La peste ! La garce ! Perle était autant mon amie que mon ennemie. Décidément, elle avait l’art et la manière de me mettre en boule. J’écoutais quand même sa justification sur les nobles. Pas faux, tu avais volé suffisamment de paperasse dans leur logement pour savoir qu’ils avaient effectivement tous des choses à cacher. De là à savoir s’il était heureux, je n’en savais rien. Un peu égoïstement, je me fichais de leur sort autant qu’eux se fichais du mien. Le seul noble qui m’importait réellement était Melsant dont je protégerais sans cesse le secret mais en gardant son secret, je me mettais forcément au courant. Ses sœurs, son frère… Bien étrange famille de noble que les de Séverac.

- Va savoir. Je ne me préoccupe vraiment que de mes oignons. On a tous nos problèmes à gérer. D’ailleurs, j’avais ma propre famille à gérer et savoir que Lowell avait disparu de la carte ne me rassurait pas tant que ça. Il avait été le seul membre de ma famille à compter pour moi.

J’écoutais à présent Perle d’une oreille un peu distraite par le cas de mon frère. Que lui était-il donc arrivé, comment tout ça allait-il finir ? La question était posée mais la réponse… Peut-être que je le retrouverais, peut-être pas. J’espérais quand même, un peu. Mais quand elle revint sur le sujet de la petite muette, étrangement, j’étais beaucoup plus attentif.

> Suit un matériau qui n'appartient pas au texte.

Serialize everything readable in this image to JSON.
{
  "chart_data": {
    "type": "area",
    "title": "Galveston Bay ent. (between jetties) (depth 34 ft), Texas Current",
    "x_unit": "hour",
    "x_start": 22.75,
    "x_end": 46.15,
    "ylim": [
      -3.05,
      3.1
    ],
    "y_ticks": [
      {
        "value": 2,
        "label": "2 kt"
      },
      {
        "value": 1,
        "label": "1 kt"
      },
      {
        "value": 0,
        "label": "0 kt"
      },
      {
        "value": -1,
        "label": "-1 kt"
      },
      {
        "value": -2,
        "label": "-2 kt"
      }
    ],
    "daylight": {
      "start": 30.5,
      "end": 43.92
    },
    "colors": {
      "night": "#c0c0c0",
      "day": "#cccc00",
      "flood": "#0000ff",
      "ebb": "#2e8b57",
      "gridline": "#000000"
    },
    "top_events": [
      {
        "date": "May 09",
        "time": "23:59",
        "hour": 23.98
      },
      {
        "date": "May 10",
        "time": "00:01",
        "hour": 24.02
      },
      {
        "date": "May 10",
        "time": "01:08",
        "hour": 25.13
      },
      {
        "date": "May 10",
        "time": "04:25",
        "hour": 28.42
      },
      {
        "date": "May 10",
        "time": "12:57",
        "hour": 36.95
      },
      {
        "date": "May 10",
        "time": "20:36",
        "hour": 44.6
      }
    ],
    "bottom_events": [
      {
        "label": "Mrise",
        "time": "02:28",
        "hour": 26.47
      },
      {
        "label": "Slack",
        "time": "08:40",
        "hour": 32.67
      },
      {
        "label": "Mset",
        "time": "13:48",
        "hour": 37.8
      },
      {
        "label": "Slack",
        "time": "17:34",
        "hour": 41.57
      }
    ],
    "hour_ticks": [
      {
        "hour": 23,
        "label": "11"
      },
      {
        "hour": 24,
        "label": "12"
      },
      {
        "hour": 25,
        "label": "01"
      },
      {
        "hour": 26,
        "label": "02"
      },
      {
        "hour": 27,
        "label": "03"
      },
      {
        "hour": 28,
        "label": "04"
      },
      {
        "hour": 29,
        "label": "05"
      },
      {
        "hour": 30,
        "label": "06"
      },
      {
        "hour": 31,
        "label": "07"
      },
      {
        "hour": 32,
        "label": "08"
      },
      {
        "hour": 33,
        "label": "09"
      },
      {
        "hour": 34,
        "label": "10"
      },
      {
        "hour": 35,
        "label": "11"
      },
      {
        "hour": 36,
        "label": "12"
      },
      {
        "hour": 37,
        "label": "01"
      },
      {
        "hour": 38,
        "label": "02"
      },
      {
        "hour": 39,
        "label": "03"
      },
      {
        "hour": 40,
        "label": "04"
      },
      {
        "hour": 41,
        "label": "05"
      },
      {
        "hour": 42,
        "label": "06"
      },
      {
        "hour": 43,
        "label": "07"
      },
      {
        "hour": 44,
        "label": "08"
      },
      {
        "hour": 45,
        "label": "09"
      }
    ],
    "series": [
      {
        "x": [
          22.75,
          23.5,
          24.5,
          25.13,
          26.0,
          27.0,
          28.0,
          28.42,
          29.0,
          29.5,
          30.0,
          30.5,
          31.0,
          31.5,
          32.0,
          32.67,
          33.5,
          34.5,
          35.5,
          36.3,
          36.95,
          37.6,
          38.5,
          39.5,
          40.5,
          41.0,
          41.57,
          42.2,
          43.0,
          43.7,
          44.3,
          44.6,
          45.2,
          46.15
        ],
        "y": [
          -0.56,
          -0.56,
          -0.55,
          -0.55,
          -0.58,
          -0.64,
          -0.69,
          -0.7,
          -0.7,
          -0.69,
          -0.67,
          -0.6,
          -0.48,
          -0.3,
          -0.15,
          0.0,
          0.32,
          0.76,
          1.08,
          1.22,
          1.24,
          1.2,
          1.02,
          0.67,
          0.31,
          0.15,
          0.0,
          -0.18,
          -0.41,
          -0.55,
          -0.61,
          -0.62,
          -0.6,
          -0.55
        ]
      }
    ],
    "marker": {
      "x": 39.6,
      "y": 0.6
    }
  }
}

- Informée ? C’est plus de l’information à ce stade ! Maréchal ferrant taciturne… Maréchal ferrant taciturne… J’allais lui en donner moi ! J’faisais mon travail, est-ce que c’était un mal ? Puis franchement, les fleurons, je crachais pas dessus. Pour les faveurs, j’devais admettre que c’était juste par contre.

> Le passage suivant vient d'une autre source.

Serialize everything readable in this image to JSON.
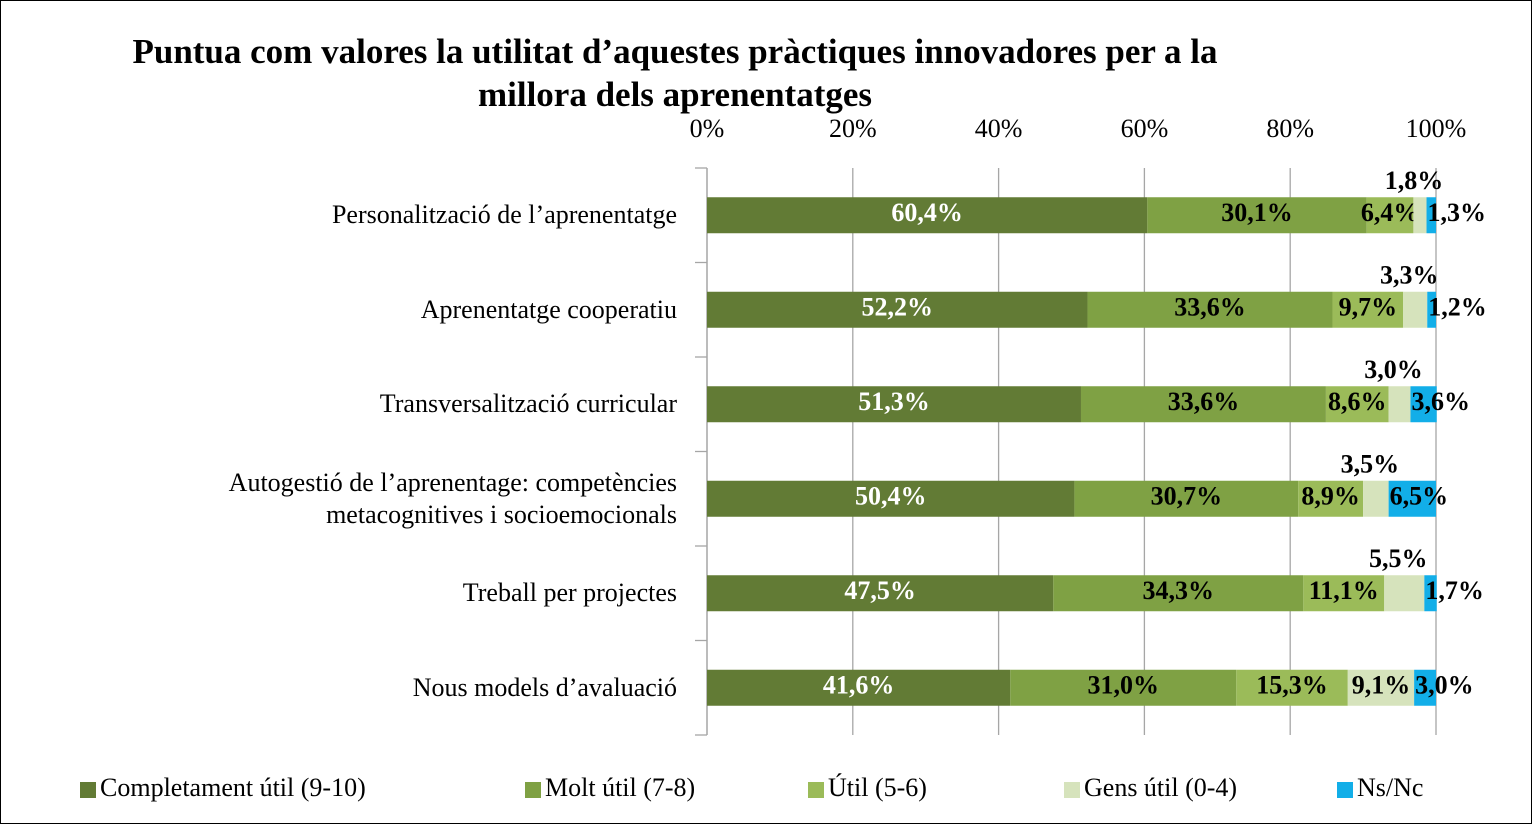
{
  "chart_data": {
    "type": "stacked_bar_horizontal",
    "title": "Puntua com valores la utilitat d’aquestes pràctiques innovadores per a la millora dels aprenentatges",
    "categories": [
      "Personalització de l’aprenentatge",
      "Aprenentatge cooperatiu",
      "Transversalització curricular",
      "Autogestió de l’aprenentage: competències metacognitives i socioemocionals",
      "Treball per projectes",
      "Nous models d’avaluació"
    ],
    "series": [
      {
        "name": "Completament útil (9-10)",
        "color": "#627b35",
        "values": [
          60.4,
          52.2,
          51.3,
          50.4,
          47.5,
          41.6
        ],
        "value_labels": [
          "60,4%",
          "52,2%",
          "51,3%",
          "50,4%",
          "47,5%",
          "41,6%"
        ]
      },
      {
        "name": "Molt útil (7-8)",
        "color": "#7fa144",
        "values": [
          30.1,
          33.6,
          33.6,
          30.7,
          34.3,
          31.0
        ],
        "value_labels": [
          "30,1%",
          "33,6%",
          "33,6%",
          "30,7%",
          "34,3%",
          "31,0%"
        ]
      },
      {
        "name": "Útil (5-6)",
        "color": "#9bbb59",
        "values": [
          6.4,
          9.7,
          8.6,
          8.9,
          11.1,
          15.3
        ],
        "value_labels": [
          "6,4%",
          "9,7%",
          "8,6%",
          "8,9%",
          "11,1%",
          "15,3%"
        ]
      },
      {
        "name": "Gens útil (0-4)",
        "color": "#d6e3bc",
        "values": [
          1.8,
          3.3,
          3.0,
          3.5,
          5.5,
          9.1
        ],
        "value_labels": [
          "1,8%",
          "3,3%",
          "3,0%",
          "3,5%",
          "5,5%",
          "9,1%"
        ]
      },
      {
        "name": "Ns/Nc",
        "color": "#12aee8",
        "values": [
          1.3,
          1.2,
          3.6,
          6.5,
          1.7,
          3.0
        ],
        "value_labels": [
          "1,3%",
          "1,2%",
          "3,6%",
          "6,5%",
          "1,7%",
          "3,0%"
        ]
      }
    ],
    "xlim": [
      0,
      100
    ],
    "xticks": [
      {
        "value": 0,
        "label": "0%"
      },
      {
        "value": 20,
        "label": "20%"
      },
      {
        "value": 40,
        "label": "40%"
      },
      {
        "value": 60,
        "label": "60%"
      },
      {
        "value": 80,
        "label": "80%"
      },
      {
        "value": 100,
        "label": "100%"
      }
    ],
    "grid": true,
    "legend": "bottom"
  }
}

Alors que je buvais, je faillis m’étrangler. Paris ? Elle se payait ma tête. C’était forcé. Je n’étais quand même pas un sujet de paris ? Si ?

- Tu te fiches de moi là ? Des paris ? Et on parle de moi dans les cuisines ? Tu sais que je veux pouvoir bosser sans qu’un garde me tombe sur le coin de la figure dans la cours ? Cette bande de dégénérés serait bien capable de vouloir en savoir plus sur mon compte et je te signale que s’ils creusent trop, ils finiront par apprendre que je ne m’appelle pas comme je le prétends.

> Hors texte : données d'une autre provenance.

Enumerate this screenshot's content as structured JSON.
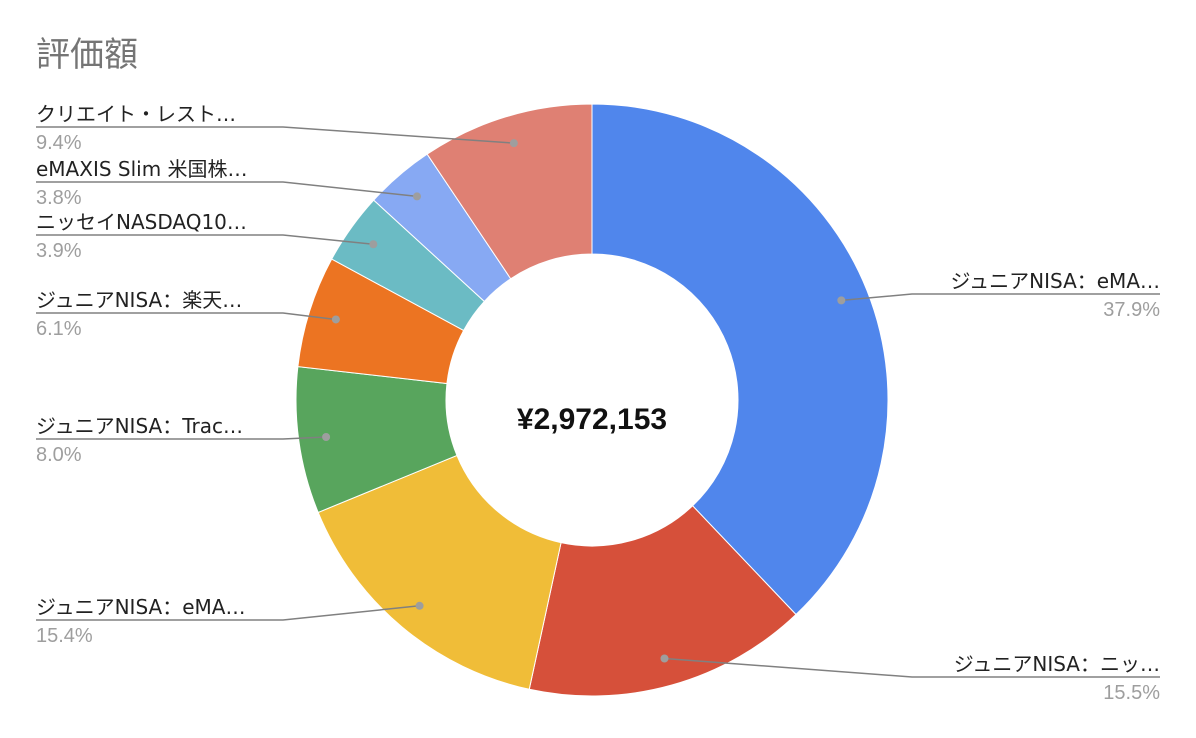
{
  "chart_data": {
    "type": "pie",
    "title": "評価額",
    "center_label": "¥2,972,153",
    "donut": true,
    "start": "top, clockwise",
    "slices": [
      {
        "label": "ジュニアNISA：eMA…",
        "percent_label": "37.9%",
        "value": 37.9,
        "color": "#5086EC"
      },
      {
        "label": "ジュニアNISA：ニッ…",
        "percent_label": "15.5%",
        "value": 15.5,
        "color": "#D6503A"
      },
      {
        "label": "ジュニアNISA：eMA…",
        "percent_label": "15.4%",
        "value": 15.4,
        "color": "#F0BD38"
      },
      {
        "label": "ジュニアNISA：Trac…",
        "percent_label": "8.0%",
        "value": 8.0,
        "color": "#58A55D"
      },
      {
        "label": "ジュニアNISA：楽天…",
        "percent_label": "6.1%",
        "value": 6.1,
        "color": "#EC7422"
      },
      {
        "label": "ニッセイNASDAQ10…",
        "percent_label": "3.9%",
        "value": 3.9,
        "color": "#6BBBC4"
      },
      {
        "label": "eMAXIS Slim 米国株…",
        "percent_label": "3.8%",
        "value": 3.8,
        "color": "#87A9F3"
      },
      {
        "label": "クリエイト・レスト…",
        "percent_label": "9.4%",
        "value": 9.4,
        "color": "#DF8073"
      }
    ]
  }
}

J’avais baissé la voix. Pas la peine de mettre la taverne au courant. Ayden Iderac n’était plus depuis longtemps, je n’avais pas particulièrement envie d’exhumer mon véritable nom. J’aurais même dû changer de prénom pour bien faire mais j’y avais bêtement tenu.

Je la regardais se lever, bouchée bée. Elle allait vraiment partir comme ça ? À ce soir et voilà ? Mais quand elle se retourna pour me donner le nom de la petite muette, j’en restais le cul sur le banc. Garce, peste… Elle savait que je chercherais à en savoir plus. Mais j’avais son nom au moins… Ariadne.